Они долго стояли, глядя друг на друга. Лео положил и другую руку на плечо Феликса.
– О’кей. Обещаю. Доволен? Обещаю никогда больше не контачить со стариканом. – С легкой улыбкой на губах Лео чуть встряхнул брата за плечи, которые были пошире его собственных. – О’кей, Феликс? Доволен? Больше никогда.
– Если мы опять с ним свяжемся, Лео, он сломает все, все, что мы построили.
Бронкс позвонил в дверь. Забавный звонок, в форме цветка. Он решил действовать так же, как с Жиртрестом из Якобсберга и Наркошей с Санкт-Эриксгатан, – задать вопросы, особо не связанные с его конкретной целью, но так он получит нужные ответы: что за человек ты теперь? На что способен? Где находился 19 октября между 17:54 и 18:14?
Грузные шаги. Тень на рифленом дверном стекле. Поворот замка.
– Здравствуйте, я…
– Стива нет дома.
Мужчина был куда крупнее, чем Джон ожидал. Не выше, не сильнее, просто крупнее, как иные люди, когда стоишь близко. Темные волосы, зачесанные назад, немытые, вдобавок пышные баки – этакий патлатый Элвис Пресли.

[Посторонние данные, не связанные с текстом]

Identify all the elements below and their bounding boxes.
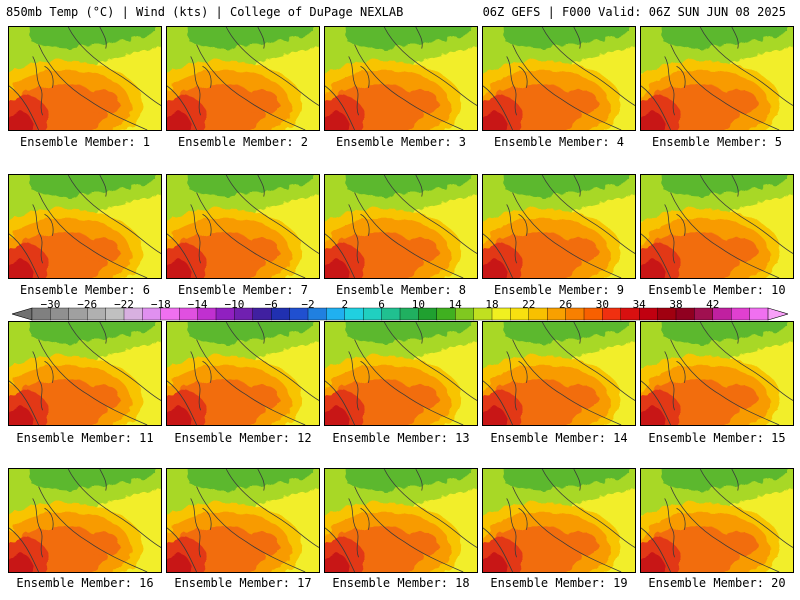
ensemble-panel-13 [324, 321, 478, 426]
ensemble-member-label: Ensemble Member: 5 [651, 135, 783, 149]
colorbar-swatch [731, 307, 751, 321]
colorbar-tick-label: −2 [301, 298, 315, 311]
colorbar-tick-label: −26 [77, 298, 98, 311]
ensemble-member-label: Ensemble Member: 4 [493, 135, 625, 149]
ensemble-panel-18 [324, 468, 478, 573]
ensemble-panel-20 [640, 468, 794, 573]
ensemble-panel-2 [166, 26, 320, 131]
ensemble-member-label: Ensemble Member: 16 [16, 576, 154, 590]
ensemble-panel-15 [640, 321, 794, 426]
colorbar-left-arrow [12, 307, 33, 321]
temperature-colorbar [12, 307, 788, 321]
ensemble-member-label: Ensemble Member: 6 [19, 283, 151, 297]
colorbar-tick-label: −14 [187, 298, 208, 311]
ensemble-member-label: Ensemble Member: 20 [648, 576, 786, 590]
colorbar-tick-label: 14 [448, 298, 462, 311]
ensemble-panel-3 [324, 26, 478, 131]
colorbar-tick-label: 42 [706, 298, 720, 311]
ensemble-panel-9 [482, 174, 636, 279]
colorbar-tick-label: −10 [224, 298, 245, 311]
ensemble-panel-19 [482, 468, 636, 573]
ensemble-panel-10 [640, 174, 794, 279]
colorbar-tick-label: −6 [264, 298, 278, 311]
ensemble-member-label: Ensemble Member: 8 [335, 283, 467, 297]
ensemble-panel-11 [8, 321, 162, 426]
colorbar-tick-label: 10 [411, 298, 426, 311]
ensemble-member-label: Ensemble Member: 18 [332, 576, 470, 590]
ensemble-panel-8 [324, 174, 478, 279]
ensemble-member-label: Ensemble Member: 3 [335, 135, 467, 149]
ensemble-member-label: Ensemble Member: 2 [177, 135, 309, 149]
colorbar-tick-label: 18 [485, 298, 499, 311]
ensemble-member-label: Ensemble Member: 10 [648, 283, 786, 297]
ensemble-panel-12 [166, 321, 320, 426]
ensemble-member-label: Ensemble Member: 7 [177, 283, 309, 297]
ensemble-member-label: Ensemble Member: 13 [332, 431, 470, 445]
ensemble-panel-4 [482, 26, 636, 131]
colorbar-tick-label: −30 [40, 298, 61, 311]
ensemble-panel-7 [166, 174, 320, 279]
colorbar-tick-label: −18 [150, 298, 171, 311]
ensemble-member-label: Ensemble Member: 14 [490, 431, 628, 445]
colorbar-tick-label: 30 [595, 298, 610, 311]
ensemble-panel-5 [640, 26, 794, 131]
colorbar-tick-label: −22 [114, 298, 134, 311]
ensemble-member-label: Ensemble Member: 9 [493, 283, 625, 297]
ensemble-panel-17 [166, 468, 320, 573]
colorbar-tick-label: 2 [341, 298, 349, 311]
colorbar-right-arrow [767, 307, 788, 321]
colorbar-swatch [749, 307, 769, 321]
header-title: 850mb Temp (°C) | Wind (kts) | College o… [6, 5, 404, 19]
ensemble-panel-16 [8, 468, 162, 573]
colorbar-tick-label: 38 [669, 298, 683, 311]
ensemble-member-label: Ensemble Member: 19 [490, 576, 628, 590]
ensemble-member-label: Ensemble Member: 15 [648, 431, 786, 445]
ensemble-panel-6 [8, 174, 162, 279]
ensemble-member-label: Ensemble Member: 12 [174, 431, 312, 445]
ensemble-panel-14 [482, 321, 636, 426]
colorbar-tick-label: 34 [632, 298, 646, 311]
ensemble-member-label: Ensemble Member: 11 [16, 431, 154, 445]
ensemble-member-label: Ensemble Member: 1 [19, 135, 151, 149]
colorbar-tick-label: 26 [558, 298, 573, 311]
header-run-info: 06Z GEFS | F000 Valid: 06Z SUN JUN 08 20… [482, 5, 786, 19]
colorbar-tick-label: 6 [378, 298, 385, 311]
colorbar-tick-label: 22 [522, 298, 536, 311]
ensemble-panel-1 [8, 26, 162, 131]
ensemble-member-label: Ensemble Member: 17 [174, 576, 312, 590]
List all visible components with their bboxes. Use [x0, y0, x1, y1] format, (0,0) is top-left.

– Он здесь хозяин. А я всего лишь квартиросъемщик, так что приходите попозже.
Корявая рука легла на латунную ручку, собираясь закрыть дверь, две костяшки заметно впалые, как бывает у отъявленных драчунов.
– Мне нужен не Стив. Я ищу Ивана Дувняка.
Бронкс предъявил полицейский значок, дюжий мужик бросил на него беглый взгляд.
– Джон Бронкс, городская полиция. – Он посмотрел на мужчину, потом кивнул на соседние дома слева и справа, тоже окруженные большими садами. – За последние недели к нам поступило несколько заявлений о взломах в этом районе. Вы не заметили ничего необычного?
– Поэтому полиция ходит по домам?
Тот же тон, что у Наркоши и у Жиртреста. Эти люди привыкли открывать дверь полицейским, иметь дело с правоохранительной системой в судах, садиться в тюрьму. Вечно подозрительные, вечно предчувствующие, что их заранее обвиняют. Иной реакции Бронкс и не ожидал.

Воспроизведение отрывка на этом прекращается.